The Lottery Summary
Author: Shirley Jackson
Published: 1948
Plot Summary
The story takes place in a small American village on a pleasant summer morning. The townspeople gather in the town square for their annual lottery, a tradition that has been carried out for generations.
Families draw slips of paper from a black box. At first, the event seems festive and ordinary, and the reader assumes that the lottery is a harmless community activity.
After the first drawing, the Hutchinson family is selected. A second drawing is then held among the members of that family. Tessie Hutchinson draws the marked slip.
As Tessie protests that the lottery is unfair, the true nature of the event is revealed: the winner of the lottery is not rewarded but stoned to death by the other villagers. Even Tessie's friends and family participate in the killing. The story ends with the villagers carrying out the ritual as they have done for years.
Main Themes
1. Blind Obedience to Tradition
- People continue the lottery simply because it has always been done.
- Few remember its original purpose.
2. The Danger of Groupthink
- Ordinary people can commit cruel acts when following social norms.
- Individuals suppress their moral judgment to conform.
3. Violence Hidden Beneath Civilization
- The village appears peaceful and civilized.
- The story reveals how brutality can exist beneath a normal social surface.
4. Scapegoating
- One person is sacrificed for the supposed good of the community.

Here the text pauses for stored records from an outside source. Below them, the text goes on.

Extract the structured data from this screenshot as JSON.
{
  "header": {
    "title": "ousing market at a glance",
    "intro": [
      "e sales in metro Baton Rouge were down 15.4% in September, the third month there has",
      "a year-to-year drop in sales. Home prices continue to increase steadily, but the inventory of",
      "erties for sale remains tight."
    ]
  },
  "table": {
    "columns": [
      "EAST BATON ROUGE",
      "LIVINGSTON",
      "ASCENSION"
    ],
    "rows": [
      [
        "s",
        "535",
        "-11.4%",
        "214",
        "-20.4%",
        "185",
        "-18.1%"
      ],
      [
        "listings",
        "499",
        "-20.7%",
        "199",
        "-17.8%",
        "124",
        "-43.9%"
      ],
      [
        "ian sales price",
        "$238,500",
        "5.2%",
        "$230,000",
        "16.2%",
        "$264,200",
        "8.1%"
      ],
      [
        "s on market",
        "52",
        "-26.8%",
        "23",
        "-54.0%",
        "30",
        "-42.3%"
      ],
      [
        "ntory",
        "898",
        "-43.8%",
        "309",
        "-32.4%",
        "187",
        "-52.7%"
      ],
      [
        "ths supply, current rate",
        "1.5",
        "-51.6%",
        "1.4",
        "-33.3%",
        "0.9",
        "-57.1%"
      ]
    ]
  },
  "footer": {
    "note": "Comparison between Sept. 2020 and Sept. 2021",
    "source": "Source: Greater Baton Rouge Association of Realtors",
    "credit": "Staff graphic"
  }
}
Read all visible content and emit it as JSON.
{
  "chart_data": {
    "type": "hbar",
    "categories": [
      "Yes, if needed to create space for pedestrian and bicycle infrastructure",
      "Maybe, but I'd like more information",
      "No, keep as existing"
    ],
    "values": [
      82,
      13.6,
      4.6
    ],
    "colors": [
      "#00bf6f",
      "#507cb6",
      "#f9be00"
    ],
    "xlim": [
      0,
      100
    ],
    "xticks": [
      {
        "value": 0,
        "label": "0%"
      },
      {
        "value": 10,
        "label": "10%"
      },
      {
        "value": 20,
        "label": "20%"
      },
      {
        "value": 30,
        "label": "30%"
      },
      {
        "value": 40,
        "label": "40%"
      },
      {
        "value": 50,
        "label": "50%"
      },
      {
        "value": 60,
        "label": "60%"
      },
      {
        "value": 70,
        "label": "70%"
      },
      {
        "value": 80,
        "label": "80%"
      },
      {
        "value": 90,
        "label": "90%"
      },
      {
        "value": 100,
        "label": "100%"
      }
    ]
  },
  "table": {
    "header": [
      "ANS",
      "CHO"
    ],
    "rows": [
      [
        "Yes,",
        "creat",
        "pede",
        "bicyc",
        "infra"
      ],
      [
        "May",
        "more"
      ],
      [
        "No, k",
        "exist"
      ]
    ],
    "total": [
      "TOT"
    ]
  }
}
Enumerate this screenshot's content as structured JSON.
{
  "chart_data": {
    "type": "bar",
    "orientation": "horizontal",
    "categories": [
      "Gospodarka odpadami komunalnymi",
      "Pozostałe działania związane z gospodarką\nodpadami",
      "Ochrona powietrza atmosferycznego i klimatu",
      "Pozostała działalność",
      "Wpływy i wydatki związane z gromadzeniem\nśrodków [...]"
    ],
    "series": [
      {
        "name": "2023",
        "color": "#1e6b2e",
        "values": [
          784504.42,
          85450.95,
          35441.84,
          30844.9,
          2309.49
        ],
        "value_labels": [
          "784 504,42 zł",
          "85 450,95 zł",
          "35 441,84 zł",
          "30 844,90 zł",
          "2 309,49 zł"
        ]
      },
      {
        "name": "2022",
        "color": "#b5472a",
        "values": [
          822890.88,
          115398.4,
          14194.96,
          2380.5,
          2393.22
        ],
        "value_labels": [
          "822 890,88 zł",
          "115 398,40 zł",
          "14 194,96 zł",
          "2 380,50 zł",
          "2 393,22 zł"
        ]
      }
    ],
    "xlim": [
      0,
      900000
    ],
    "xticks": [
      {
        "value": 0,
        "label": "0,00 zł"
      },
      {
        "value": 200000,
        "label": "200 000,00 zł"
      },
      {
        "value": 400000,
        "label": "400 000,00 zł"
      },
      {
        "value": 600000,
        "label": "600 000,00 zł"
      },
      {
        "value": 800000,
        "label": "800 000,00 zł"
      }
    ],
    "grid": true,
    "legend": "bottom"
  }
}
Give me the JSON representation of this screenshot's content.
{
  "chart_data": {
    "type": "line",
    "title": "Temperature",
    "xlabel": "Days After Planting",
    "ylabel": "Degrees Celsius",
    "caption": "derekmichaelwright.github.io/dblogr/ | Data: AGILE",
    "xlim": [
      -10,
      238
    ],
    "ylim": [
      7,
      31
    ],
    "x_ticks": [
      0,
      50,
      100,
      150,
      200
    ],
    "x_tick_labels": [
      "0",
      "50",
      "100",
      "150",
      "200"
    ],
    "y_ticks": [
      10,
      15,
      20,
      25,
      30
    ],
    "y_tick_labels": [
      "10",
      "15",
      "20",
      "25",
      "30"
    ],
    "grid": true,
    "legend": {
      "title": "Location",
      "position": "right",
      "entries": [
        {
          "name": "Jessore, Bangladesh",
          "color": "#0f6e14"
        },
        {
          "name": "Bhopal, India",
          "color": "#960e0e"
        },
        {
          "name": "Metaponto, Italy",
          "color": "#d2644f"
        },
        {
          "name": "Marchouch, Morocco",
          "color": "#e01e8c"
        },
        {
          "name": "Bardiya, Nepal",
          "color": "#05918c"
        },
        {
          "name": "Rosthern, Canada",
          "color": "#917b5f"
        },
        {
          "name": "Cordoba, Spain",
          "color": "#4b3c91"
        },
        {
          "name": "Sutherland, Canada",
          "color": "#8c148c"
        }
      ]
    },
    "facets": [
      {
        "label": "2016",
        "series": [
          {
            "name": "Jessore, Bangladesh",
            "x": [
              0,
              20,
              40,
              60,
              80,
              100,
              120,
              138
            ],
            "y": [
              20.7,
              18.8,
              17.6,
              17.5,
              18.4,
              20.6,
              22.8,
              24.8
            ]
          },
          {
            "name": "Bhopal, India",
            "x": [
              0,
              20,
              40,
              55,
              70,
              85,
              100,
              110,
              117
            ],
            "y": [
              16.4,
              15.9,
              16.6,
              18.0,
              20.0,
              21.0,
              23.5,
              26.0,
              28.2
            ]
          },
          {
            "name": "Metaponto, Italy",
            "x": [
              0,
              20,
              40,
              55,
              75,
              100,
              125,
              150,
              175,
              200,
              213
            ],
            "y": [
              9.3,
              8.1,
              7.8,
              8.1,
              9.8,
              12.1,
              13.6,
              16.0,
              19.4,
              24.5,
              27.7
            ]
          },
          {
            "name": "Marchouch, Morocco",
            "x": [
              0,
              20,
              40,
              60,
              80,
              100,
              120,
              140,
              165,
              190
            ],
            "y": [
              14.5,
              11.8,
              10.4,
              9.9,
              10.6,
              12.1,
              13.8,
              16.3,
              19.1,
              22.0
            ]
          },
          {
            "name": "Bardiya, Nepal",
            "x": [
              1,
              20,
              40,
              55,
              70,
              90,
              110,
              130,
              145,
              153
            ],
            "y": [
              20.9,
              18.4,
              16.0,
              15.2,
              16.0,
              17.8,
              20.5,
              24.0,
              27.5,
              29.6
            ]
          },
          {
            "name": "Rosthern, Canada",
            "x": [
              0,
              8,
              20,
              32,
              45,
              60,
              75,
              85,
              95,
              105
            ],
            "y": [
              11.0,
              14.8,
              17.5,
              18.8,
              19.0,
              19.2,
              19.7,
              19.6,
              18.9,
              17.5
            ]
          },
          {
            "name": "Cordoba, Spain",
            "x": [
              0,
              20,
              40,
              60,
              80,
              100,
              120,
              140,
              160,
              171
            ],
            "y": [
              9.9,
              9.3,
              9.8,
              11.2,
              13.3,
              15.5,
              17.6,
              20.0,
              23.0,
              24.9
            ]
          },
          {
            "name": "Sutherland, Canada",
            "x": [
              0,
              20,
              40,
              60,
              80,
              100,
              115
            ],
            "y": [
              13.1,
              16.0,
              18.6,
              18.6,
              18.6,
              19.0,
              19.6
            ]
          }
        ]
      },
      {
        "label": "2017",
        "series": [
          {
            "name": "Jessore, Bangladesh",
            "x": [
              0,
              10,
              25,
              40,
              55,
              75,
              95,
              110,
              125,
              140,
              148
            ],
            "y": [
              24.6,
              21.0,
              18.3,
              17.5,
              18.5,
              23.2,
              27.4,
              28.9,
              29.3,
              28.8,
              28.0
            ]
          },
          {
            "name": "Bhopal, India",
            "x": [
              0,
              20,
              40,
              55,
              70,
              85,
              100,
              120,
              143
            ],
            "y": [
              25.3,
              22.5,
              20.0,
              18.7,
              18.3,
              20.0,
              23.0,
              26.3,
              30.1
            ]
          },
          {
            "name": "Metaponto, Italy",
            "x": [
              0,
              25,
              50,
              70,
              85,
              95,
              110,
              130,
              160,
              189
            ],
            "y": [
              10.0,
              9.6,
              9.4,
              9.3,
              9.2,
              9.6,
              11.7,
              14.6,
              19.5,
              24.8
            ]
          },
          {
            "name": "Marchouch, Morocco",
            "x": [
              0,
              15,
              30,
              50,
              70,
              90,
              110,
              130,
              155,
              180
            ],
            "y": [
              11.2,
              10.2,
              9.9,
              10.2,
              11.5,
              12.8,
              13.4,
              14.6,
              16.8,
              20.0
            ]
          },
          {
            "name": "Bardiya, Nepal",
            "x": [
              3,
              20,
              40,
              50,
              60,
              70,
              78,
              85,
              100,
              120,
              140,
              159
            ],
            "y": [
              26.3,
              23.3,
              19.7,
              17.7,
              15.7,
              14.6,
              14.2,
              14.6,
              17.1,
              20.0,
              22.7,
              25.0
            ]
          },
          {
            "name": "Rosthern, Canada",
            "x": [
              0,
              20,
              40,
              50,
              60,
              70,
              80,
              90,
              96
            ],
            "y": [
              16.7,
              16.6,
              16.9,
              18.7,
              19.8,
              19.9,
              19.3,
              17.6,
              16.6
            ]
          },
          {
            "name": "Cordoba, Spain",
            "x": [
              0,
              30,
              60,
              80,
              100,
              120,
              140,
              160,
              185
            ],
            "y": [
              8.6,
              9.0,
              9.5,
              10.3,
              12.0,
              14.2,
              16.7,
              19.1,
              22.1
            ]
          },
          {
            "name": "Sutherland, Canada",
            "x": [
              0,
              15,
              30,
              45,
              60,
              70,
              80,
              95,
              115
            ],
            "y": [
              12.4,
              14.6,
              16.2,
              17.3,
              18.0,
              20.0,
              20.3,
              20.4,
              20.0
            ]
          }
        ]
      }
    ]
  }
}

- The chosen victim bears the burden of a collective ritual.
Why the Story Is Famous
When it was first published in The New Yorker, readers were shocked and outraged because the story begins like a pleasant depiction of small-town life and ends with an act of horrific violence. The contrast makes its social criticism especially powerful.
Key Lesson
The story warns that traditions, customs, and social norms should be questioned rather than accepted blindly. A practice can be widely accepted and still be cruel, irrational, or unjust.
Memorable takeaway:
"The most dangerous traditions are often the ones nobody thinks to question."